Tak naprawdę, w pracy uważam się przede wszystkim za naukowca – najważniejsza jest dla mnie metodologia. I to zarówno w odniesieniu do pomiarów, jak i w odniesieniu do testów odsłuchowych. Jestem zwolennikiem metodologii, która nazywa się „metodologią ugruntowaną”. Wymyślił ją w latach 60. Anselm L. Strauss, a w Polsce w naukach humanistycznych „zainstalował” ją Krzysztof T. Konecki.
To jest metodologia indukcyjna. Chodzi w niej o to, że nie robimy projektu i potem zastanawiamy się, dlaczego tak brzmi i drogą dedukcji dochodzimy do tego, co się na to złożyło, a potem cofamy się i zmieniamy parametry, aby poprawić efekt końcowy. W metodologii ugruntowanej do efektu dochodzimy metodą indukcji. Drobnymi krokami, powoli.
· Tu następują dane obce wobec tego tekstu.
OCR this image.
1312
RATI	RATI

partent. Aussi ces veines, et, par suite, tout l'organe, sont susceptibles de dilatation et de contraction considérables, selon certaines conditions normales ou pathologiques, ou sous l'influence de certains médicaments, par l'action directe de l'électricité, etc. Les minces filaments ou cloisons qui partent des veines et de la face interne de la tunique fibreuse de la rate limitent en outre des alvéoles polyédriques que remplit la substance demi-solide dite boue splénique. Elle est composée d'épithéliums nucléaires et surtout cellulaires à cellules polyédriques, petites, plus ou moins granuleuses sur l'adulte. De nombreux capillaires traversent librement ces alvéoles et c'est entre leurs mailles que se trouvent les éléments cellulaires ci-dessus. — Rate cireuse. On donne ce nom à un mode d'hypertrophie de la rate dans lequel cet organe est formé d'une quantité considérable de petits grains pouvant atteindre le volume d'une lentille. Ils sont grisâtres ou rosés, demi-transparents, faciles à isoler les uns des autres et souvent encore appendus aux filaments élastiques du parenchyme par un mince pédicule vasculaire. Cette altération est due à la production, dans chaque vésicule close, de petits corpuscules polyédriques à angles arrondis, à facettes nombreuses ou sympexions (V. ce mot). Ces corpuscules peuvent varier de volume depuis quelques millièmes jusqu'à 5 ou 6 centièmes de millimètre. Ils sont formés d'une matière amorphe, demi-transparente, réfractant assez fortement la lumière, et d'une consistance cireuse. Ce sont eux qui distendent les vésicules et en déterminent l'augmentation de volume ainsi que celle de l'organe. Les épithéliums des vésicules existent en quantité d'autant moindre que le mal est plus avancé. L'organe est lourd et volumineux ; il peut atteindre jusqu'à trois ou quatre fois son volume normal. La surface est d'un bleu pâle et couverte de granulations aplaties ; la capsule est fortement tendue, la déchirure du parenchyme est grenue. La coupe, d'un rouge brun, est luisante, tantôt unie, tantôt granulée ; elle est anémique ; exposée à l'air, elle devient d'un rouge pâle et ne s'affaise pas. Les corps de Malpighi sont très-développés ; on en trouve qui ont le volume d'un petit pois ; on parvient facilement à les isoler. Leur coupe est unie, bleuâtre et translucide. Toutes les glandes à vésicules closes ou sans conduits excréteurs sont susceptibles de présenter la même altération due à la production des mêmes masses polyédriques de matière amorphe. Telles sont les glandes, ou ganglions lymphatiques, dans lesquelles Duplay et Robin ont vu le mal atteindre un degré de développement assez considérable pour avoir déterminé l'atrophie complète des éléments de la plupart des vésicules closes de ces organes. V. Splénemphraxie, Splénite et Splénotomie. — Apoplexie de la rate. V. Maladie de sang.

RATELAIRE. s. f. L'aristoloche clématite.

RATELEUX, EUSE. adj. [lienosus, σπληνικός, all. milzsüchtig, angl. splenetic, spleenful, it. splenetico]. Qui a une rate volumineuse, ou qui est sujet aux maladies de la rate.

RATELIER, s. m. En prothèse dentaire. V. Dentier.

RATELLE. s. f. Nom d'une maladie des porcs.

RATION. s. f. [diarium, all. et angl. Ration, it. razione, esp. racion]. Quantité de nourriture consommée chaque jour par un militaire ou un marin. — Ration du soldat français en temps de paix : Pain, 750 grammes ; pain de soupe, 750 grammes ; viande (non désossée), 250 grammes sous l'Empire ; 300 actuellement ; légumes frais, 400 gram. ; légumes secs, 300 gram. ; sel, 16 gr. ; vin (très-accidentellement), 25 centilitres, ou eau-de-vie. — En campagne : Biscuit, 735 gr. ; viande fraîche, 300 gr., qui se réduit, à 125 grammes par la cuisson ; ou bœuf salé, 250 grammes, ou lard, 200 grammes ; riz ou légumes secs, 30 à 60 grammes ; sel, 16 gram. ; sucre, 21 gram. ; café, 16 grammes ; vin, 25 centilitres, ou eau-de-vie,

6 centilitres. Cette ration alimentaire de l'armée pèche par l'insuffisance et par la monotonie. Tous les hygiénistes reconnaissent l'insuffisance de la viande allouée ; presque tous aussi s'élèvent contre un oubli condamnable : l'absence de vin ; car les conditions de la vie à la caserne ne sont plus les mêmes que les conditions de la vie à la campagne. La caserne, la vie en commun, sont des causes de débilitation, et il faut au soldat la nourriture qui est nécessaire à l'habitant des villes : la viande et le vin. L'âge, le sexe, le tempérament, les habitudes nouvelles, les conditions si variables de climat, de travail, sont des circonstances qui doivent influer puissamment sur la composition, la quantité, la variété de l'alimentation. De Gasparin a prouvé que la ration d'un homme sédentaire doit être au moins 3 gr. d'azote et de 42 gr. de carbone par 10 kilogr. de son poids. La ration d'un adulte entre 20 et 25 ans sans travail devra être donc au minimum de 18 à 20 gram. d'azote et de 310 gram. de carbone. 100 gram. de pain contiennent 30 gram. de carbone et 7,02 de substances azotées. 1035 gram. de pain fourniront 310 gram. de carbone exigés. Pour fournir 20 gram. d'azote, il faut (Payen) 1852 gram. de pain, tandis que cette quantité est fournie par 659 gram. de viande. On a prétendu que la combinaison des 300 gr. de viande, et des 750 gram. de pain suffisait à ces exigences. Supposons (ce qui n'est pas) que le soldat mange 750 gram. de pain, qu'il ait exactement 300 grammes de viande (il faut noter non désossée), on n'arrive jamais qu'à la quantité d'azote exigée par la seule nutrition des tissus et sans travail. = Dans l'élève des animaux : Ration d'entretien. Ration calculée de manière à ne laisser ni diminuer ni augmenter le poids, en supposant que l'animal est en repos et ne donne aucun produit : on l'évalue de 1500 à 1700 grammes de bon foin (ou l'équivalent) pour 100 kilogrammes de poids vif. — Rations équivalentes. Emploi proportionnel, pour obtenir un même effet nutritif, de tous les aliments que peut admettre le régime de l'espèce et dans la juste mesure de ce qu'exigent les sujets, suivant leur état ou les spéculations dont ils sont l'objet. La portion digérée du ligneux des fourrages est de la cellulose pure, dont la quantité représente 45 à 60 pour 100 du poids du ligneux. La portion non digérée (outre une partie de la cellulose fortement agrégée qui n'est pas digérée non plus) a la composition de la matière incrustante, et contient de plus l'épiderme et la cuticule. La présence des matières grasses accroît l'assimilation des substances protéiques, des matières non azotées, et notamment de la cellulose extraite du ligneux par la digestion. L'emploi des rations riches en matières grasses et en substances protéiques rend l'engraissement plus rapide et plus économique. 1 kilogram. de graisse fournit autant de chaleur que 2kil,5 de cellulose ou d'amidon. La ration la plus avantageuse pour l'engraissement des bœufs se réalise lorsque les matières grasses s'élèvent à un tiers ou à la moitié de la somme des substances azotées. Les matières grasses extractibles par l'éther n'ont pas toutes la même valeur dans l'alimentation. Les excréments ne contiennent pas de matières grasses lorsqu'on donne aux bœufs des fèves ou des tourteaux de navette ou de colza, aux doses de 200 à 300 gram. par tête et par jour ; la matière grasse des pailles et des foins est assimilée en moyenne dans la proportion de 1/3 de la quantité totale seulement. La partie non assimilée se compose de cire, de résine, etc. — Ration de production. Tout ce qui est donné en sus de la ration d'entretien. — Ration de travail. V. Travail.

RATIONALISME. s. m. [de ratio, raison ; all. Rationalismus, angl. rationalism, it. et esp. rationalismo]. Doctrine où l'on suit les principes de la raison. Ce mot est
Na każdym etapie są odsłuchy i pomiary, a także falsyfikacja projektów i w ten sposób buduje się gotowy projekt. Stawiamy „dom” nie z gotowych prefabrykatów, a od fundamentów, warstwa za warstwą.
Na tym właśnie polega ugruntowywanie – jeśli postawi się fundament, to potrzebuje on czasu, żeby się ustalić, potem mur z cegieł, który znowu potrzebuje tygodni i miesięcy, aby wyschnąć, itd. Falsyfikacja jest przeprowadzana na wielu poziomach. Autorem projektu jestem ja i mogę powiedzieć, że to długie i żmudne słuchanie i testowanie. Metoda dedukcji jest łatwiejsza i szybsza, ale nie daje pewności, nie da się za jej pomocą budować na dłuższym dystansie. Efekt uzyskuje się szybko, ale jest jednostkowy.

Powracając do pytania: za naukowca mogę się uważać; melomanem jestem.


Najpierw jest pomysł, potem pomiary i wreszcie odsłuchy?
Etap pomiarów jest tylko sprawdzający. Można pomierzyć tylko kilka podstawowych parametrów, a zmiennych, których nie znamy jest wielokrotnie więcej. To są rzeczy, które się wymykają pomiarom. NA każdym poziomie trzeba oczywiście dokonać pomiarów, żeby zobaczyć, czy się trzymamy założonego parametru, ale potem jest czas, żeby nad nim pracować – to jest właśnie ugruntowywanie teorii.
Dzięki temu, że tak działamy od początku, projekty które powstały kilkanaście lat temu są cały czas dobre, możemy się pod nimi podpisać. Może ze trzy – cztery wczesne projekty wycofałem, ale to tyle. Czasem wprowadzamy zmiany w rodzaju ,,MkII”, ale to zmiany kosmetyczne. Przez czasochłonność naszej metody pracy wprowadzamy nowe produkty do sprzedaży naprawdę bardzo rzadko.